He is a street artist, making money off the paintings he sells to tourists. In order to draw them in, he creates intricate chalk drawings on the sidewalk. Critics have praised him for the incredibly life-like art he produces. The short life of the fantastic drawings pulls people in as much as the art itself. If anything, the chalk drawings are more realistic than the more permanent oil paintings he sells. He creates with oils to feed his body, but he creates with chalk to feed his soul.
He doesn't talk often, indeed questions asked while he draws often go unanswered. He is in another place, someplace where the only reality is the colored dust on his fingers.
You walk by this artist often. Lately you've begun to notice a trend in his work, a woman in white. She shows up in the distance, her ivory umbrella setting her apart from the rest of the average city crowds. You are entranced by this woman. You've walked by his work countless times, but this is the day you purchase something.
It's one of his smaller works, one of the few chalk drawings he sells. The city skyline in the background in infinite detail and the faceless gray mob rushing through the streets. It perfectly depicts life in the city; the sparkling hope you hold in the back corner of your mind contrasted with the day to day minutiae that threaten to drown you. Uplifting and depressing, all at once. In the back is a flash of white, the woman. Maybe she is the woman you are meant to meet? Maybe somewhere in this grand city is the woman destined for you.

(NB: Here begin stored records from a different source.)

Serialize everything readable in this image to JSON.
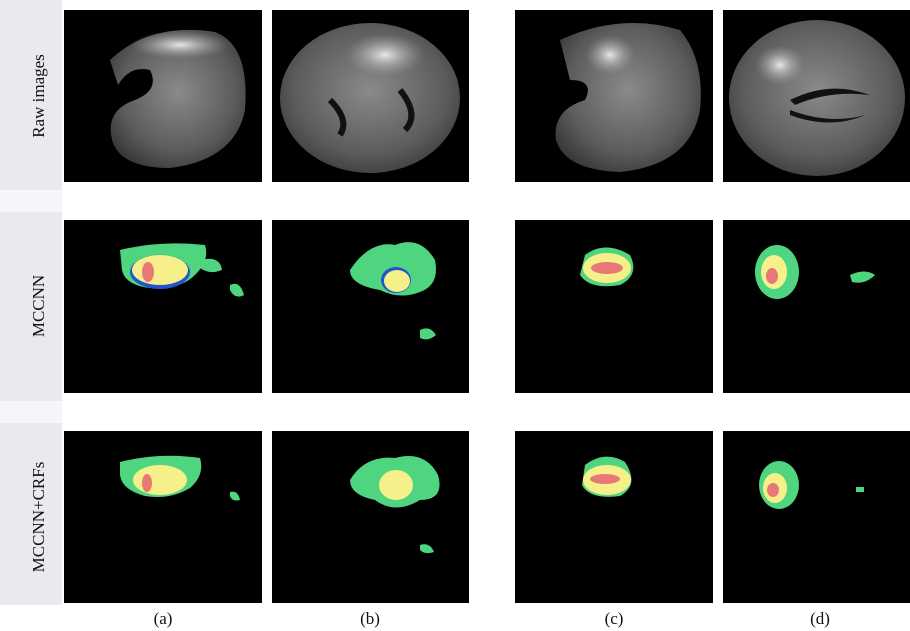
{
  "row_labels": [
    "Raw images",
    "MCCNN",
    "MCCNN+CRFs"
  ],
  "column_labels": [
    "(a)",
    "(b)",
    "(c)",
    "(d)"
  ]
}
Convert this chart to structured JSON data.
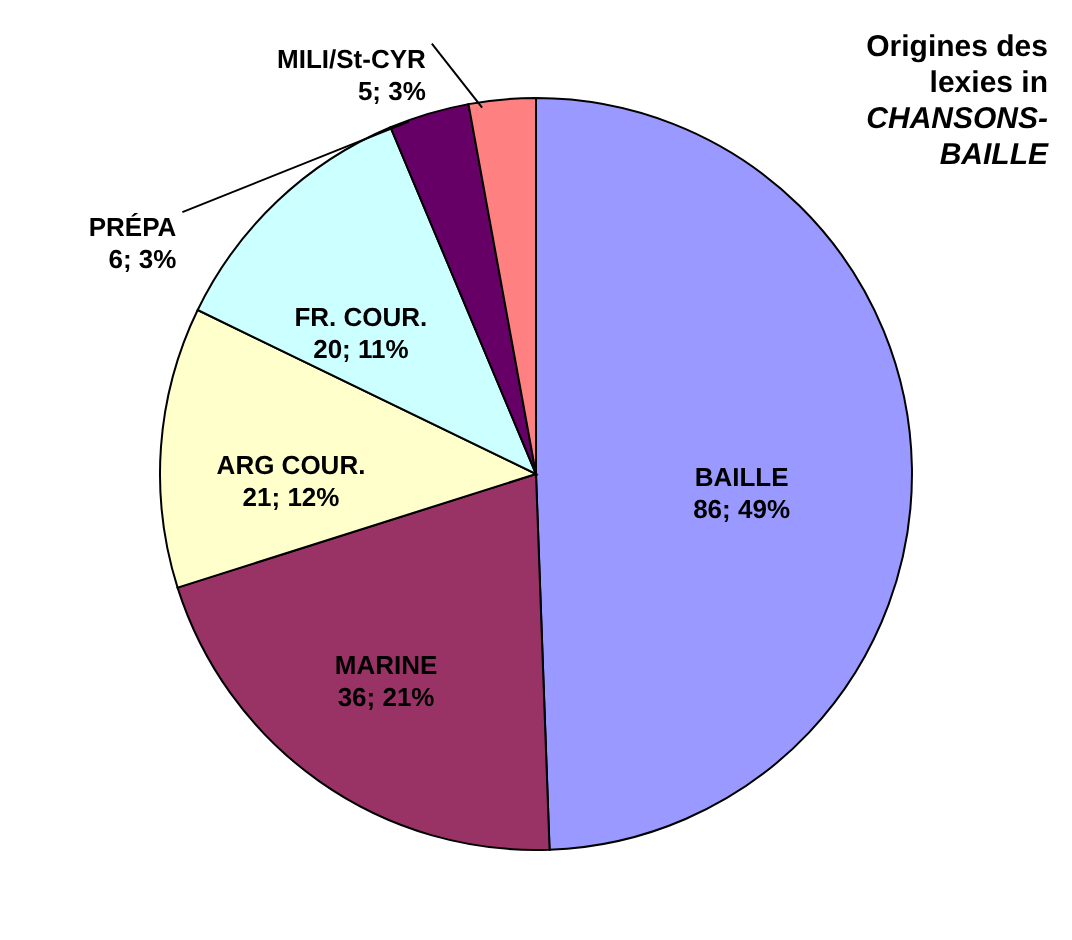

You hang it up on your wall in your living room. It hangs there for months, just an ordinary piece of wall art. You soon forget about it, it becomes a blur in your life just like the people you pass on the street.
One cold winter day, you spy a white butterfly on the stairs to your apartment building. It flaps its wings lazily then flutters away as you draw near, hopefully to some warmer climate. While watching the butterfly, you slip on a patch of black ice and fall.

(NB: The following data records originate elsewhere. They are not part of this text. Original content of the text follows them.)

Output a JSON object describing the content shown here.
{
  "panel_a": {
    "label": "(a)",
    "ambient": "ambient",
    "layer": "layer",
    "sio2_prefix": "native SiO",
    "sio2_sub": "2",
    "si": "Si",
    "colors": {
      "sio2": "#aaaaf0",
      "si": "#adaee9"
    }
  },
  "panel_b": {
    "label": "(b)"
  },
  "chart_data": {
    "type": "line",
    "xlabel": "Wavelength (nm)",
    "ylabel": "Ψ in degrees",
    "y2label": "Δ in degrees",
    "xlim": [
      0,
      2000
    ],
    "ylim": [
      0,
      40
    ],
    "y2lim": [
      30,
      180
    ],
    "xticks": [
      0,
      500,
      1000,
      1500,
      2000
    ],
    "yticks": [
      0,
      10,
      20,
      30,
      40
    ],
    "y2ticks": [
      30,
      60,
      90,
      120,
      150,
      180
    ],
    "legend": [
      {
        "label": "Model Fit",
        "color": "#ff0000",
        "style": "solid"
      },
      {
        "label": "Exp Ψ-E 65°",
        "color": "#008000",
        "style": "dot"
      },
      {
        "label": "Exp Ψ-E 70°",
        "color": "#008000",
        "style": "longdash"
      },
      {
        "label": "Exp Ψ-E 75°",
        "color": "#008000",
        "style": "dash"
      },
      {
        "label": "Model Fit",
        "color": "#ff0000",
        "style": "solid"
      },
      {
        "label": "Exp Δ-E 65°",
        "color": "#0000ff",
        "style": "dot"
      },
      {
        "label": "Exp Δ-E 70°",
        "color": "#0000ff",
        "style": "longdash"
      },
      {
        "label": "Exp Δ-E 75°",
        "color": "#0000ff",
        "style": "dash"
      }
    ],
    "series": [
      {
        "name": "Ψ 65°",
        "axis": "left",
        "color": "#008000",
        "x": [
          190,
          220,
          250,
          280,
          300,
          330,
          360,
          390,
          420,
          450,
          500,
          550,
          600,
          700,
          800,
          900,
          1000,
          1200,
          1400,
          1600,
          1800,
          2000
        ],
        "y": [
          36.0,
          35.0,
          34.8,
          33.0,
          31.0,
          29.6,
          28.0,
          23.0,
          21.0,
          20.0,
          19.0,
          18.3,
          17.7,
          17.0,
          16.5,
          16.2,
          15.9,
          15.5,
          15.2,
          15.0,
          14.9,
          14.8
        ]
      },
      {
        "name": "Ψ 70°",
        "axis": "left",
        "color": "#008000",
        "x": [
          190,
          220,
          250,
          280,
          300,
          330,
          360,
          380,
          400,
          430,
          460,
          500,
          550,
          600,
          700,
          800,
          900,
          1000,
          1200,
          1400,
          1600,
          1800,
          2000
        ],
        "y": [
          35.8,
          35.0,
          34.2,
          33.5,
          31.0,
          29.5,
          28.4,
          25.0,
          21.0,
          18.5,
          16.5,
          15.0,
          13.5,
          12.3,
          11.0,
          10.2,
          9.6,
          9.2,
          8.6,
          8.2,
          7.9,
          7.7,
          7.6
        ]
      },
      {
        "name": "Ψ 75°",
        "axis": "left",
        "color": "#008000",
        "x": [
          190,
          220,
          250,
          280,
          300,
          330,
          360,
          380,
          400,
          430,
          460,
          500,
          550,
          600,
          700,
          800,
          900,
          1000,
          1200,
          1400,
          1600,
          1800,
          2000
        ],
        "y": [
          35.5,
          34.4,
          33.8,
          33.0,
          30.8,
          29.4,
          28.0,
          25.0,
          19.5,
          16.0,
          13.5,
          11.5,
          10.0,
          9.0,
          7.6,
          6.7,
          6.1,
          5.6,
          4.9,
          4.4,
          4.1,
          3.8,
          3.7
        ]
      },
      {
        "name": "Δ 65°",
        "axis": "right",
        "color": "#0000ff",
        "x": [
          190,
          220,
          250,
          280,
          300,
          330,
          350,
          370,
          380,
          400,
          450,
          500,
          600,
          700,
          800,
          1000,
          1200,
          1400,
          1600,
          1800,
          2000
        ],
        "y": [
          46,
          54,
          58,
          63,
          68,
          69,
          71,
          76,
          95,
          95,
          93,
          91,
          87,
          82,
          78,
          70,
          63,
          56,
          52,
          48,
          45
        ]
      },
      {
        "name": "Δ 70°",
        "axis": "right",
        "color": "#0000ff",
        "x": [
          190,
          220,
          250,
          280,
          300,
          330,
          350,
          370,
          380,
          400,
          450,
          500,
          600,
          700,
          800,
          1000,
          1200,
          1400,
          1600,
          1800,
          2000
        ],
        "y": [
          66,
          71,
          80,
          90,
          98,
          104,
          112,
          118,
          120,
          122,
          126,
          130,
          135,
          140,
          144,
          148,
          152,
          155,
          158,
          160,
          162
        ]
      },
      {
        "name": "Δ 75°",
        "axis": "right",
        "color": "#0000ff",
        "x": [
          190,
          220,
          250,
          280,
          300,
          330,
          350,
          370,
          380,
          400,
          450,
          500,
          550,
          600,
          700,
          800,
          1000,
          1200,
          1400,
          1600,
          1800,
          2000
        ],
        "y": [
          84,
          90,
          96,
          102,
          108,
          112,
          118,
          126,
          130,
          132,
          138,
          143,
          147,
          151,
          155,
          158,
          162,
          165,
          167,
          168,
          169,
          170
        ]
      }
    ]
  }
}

People in the city are not sympathetic to a person in crutches. And the concussion has left you with aphasia and occasional memory loss.
As the winter goes on, you begin to see the white butterflies more often. Sometimes the accidents are immediate, but more often they happen when you are not paying attention. Then you remember seeing their delicate beauty flying around whatever instigated the accident.
Toward the beginning of spring, the painting on your wall stops being a simple blur in your life. You notice it has changed. The woman in white is closer now, halfway to the front of the frame.
That's when you see what the street artist has done. She is not the woman in white, she is not a woman at all. She is the absence of a woman, of a person, of color. She is blank paper, yet somehow even less than that. She is a hole that hurts your eyes, hurts your mind. You can't bear to look at the painting any longer, you leave for work.
The constant accidents have taken their toll on your body. You have gotten rid of the crutches, but you have steel rods in your leg. An accidental cut with a utility knife needed stitches, and the stitches are infected. You've had at least two more concussions, leaving you with migraines. The memory loss is even worse than before. Your medical insurance agent knows you by the sound of your voice.
This day, you spy them again. A small flock of ivory butterflies perches on the yellow line in the subway. Against your will you are drawn to them, peering close to see the ragged edges, as if they have been drawn on concrete. They burst into flight and you are surrounded by a familiar smell of chalk. Next thing you know, you have been pushed onto the tracks. The quick actions of a heroic soul are the only thing keeping you from being a mile-long red splotch.
When you get home, the ivory woman is closer. She is almost close enough for you to see her not-face. On that not-face is a not-smile, one that chills you to the bone. There will be no good Samaritan to save you next time. She is done teasing with you, the next time will be the last.
The street artist created with chalk to feed his soul. What if his soul wasn't the only thing he was feeding?
You spend all day at home now. You don't dare go out into the world. Too many opportunities for an accident. But you forget that 77% of accidents happen in the home.
You don't notice the wallpaper until you turn off the shower. Butterflies. Butterflies cover the wallpaper, slowly flapping their wings and making the bathroom walls ripple. You rush to leave the room but the shower door was not fully closed and water has pooled on the floor. You slip and your stitches tear when you try to catch your balance. Instead of regaining your feet, you fall and hit your head against the counter.
It isn't the end for you, but it might as well be. You lie in a hospital bed, reacting to nothing. Your parents found the chalk painting. It hangs on the wall opposite you now. The Ivory Lady is gone now. Her games are done and she has moved on to a new target.